但家人问起那天的事,他们却压根不记得,仿佛他们的生命中这天被偷走了,一片空白。

其实这件事并没有算完,谁都想不到,最开始离开的那一男一女,第二天他们的家长分别找上了头天一起下防空洞的那几个年轻人家里,说他们已经一天一夜没有回来了。

这下大家慌了神,连忙报警,组织下防空洞找人。

当时好像出动了几百人,花了几天时间,把郑州西边和南边的防空洞搜了个底儿掉。也没能找到这一男一女,最后没办法只能按失踪人口处理。

当时我爸爸听说了这件事,还晒道:“几百人几天就想把郑州的防空洞搜个底朝天?那是他们没进去见识过!郑州的防空洞不停地挖了快30年。出动的人力何止十万?他们充其量也只不过是搜了外围的那五分之一而已。”

我从此对防空洞非常神往,希望有朝一日能够身临其境的去体验一把,但终究自己胆子太小,想了一次也就罢了。

那时候的孩子没有不喜欢《地道战》的,在我们心中,《地雷战》和《地道战》就不是一个档次的电影。

毕竟地雷不是谁都能见到的,但地道就在我们身边。

那时候每次看完《地道战》,我就有一种想找个地道钻钻的欲望。

无奈我家在郑州北边,不属于原来老城的范围,附近自然也就没有防空洞和地道。

话又说回来,直到四个月后,九一八事变的纪念日,为了不忘国耻,全城拉警报并检查防空工事,所有防空洞大门均要打开并更换新的锁和钥匙。

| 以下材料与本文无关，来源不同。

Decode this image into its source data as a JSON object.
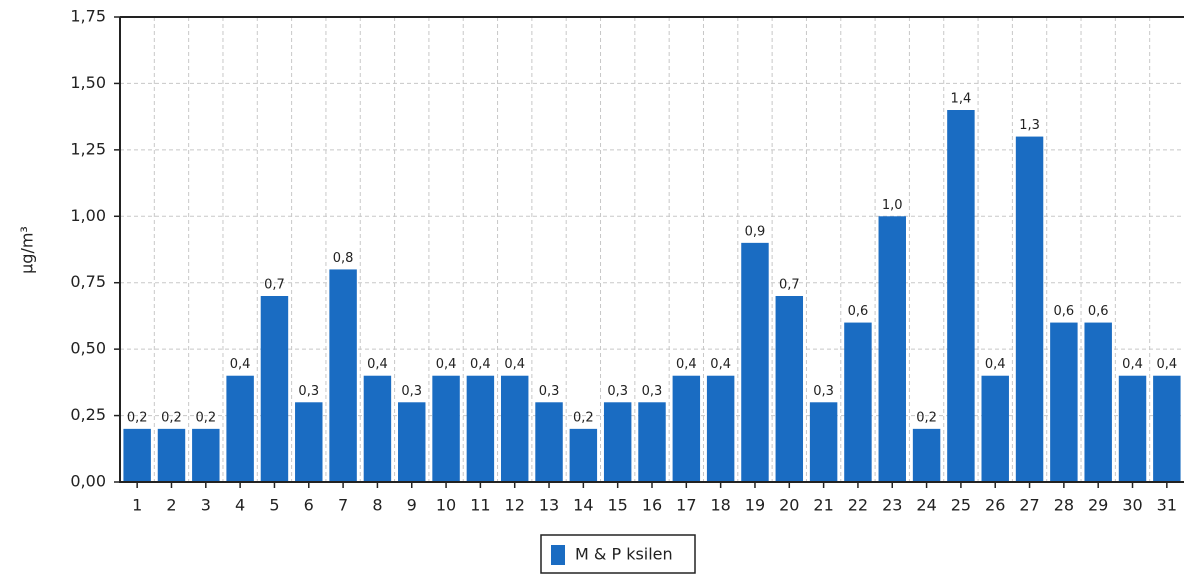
{
  "chart_data": {
    "type": "bar",
    "y_label": "µg/m³",
    "categories": [
      "1",
      "2",
      "3",
      "4",
      "5",
      "6",
      "7",
      "8",
      "9",
      "10",
      "11",
      "12",
      "13",
      "14",
      "15",
      "16",
      "17",
      "18",
      "19",
      "20",
      "21",
      "22",
      "23",
      "24",
      "25",
      "26",
      "27",
      "28",
      "29",
      "30",
      "31"
    ],
    "series": [
      {
        "name": "M & P ksilen",
        "color": "#1a6cc2",
        "values": [
          0.2,
          0.2,
          0.2,
          0.4,
          0.7,
          0.3,
          0.8,
          0.4,
          0.3,
          0.4,
          0.4,
          0.4,
          0.3,
          0.2,
          0.3,
          0.3,
          0.4,
          0.4,
          0.9,
          0.7,
          0.3,
          0.6,
          1.0,
          0.2,
          1.4,
          0.4,
          1.3,
          0.6,
          0.6,
          0.4,
          0.4
        ],
        "value_labels": [
          "0,2",
          "0,2",
          "0,2",
          "0,4",
          "0,7",
          "0,3",
          "0,8",
          "0,4",
          "0,3",
          "0,4",
          "0,4",
          "0,4",
          "0,3",
          "0,2",
          "0,3",
          "0,3",
          "0,4",
          "0,4",
          "0,9",
          "0,7",
          "0,3",
          "0,6",
          "1,0",
          "0,2",
          "1,4",
          "0,4",
          "1,3",
          "0,6",
          "0,6",
          "0,4",
          "0,4"
        ]
      }
    ],
    "ylim": [
      0,
      1.75
    ],
    "yticks": [
      {
        "value": 0,
        "label": "0,00"
      },
      {
        "value": 0.25,
        "label": "0,25"
      },
      {
        "value": 0.5,
        "label": "0,50"
      },
      {
        "value": 0.75,
        "label": "0,75"
      },
      {
        "value": 1.0,
        "label": "1,00"
      },
      {
        "value": 1.25,
        "label": "1,25"
      },
      {
        "value": 1.5,
        "label": "1,50"
      },
      {
        "value": 1.75,
        "label": "1,75"
      }
    ],
    "grid": true
  }
}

就在一个国棉厂的家属院里,当居委会的人打开防空洞大门后,两具已经脱水了的尸体就靠在门后,当时把开门的人算是吓坏了,马上飞奔报往派出所。

派出所来了人后,经过对死者背包、口袋里的东西和身上衣服的鉴别,确定这两人就是几个月前失踪的那一男一女。

但据另五个人交代,他们当时走了没有三分钟就掉头回去了,而且那一路都是笔直的通往碧沙岗公园的防空洞口,没有一条岔路,实在想不通他们俩是如何又走到几公里外的国棉厂的。

派出所对此也专门派人进入当初那个防空洞口,以验证其余人所说证据的准确性。

下去的人回来后报告,的确要走十几分钟,才到第一个岔路口,别说走三分钟,就是走十分钟,扭头回去,也绝无走错的道理。

但男孩和女孩家里的人却根本不接受这种说法,他们认为自己孩子定是被人害了,才导致惨死地道口,强烈要求解剖验尸。

其实刚发现尸体时,细心的女孩家人就发现女孩的右手小指少了一截,找遍附近的区域,也没能发现,只得放弃。

这一开胸验尸,却发现女孩缺少的那一截手指,居然是在男孩的胃里。

而且两人均系长时间没有进水进食,最终导致缺水和饿死。

但当初发现他们俩的尸体时,男孩的背包里却装满了食物和水,原封未动。

最后,这件事也就算不了了之了。女孩和男孩的家人也没有继续上访,不要问我为什么,有些事情,普通老百姓还是不要知道的好。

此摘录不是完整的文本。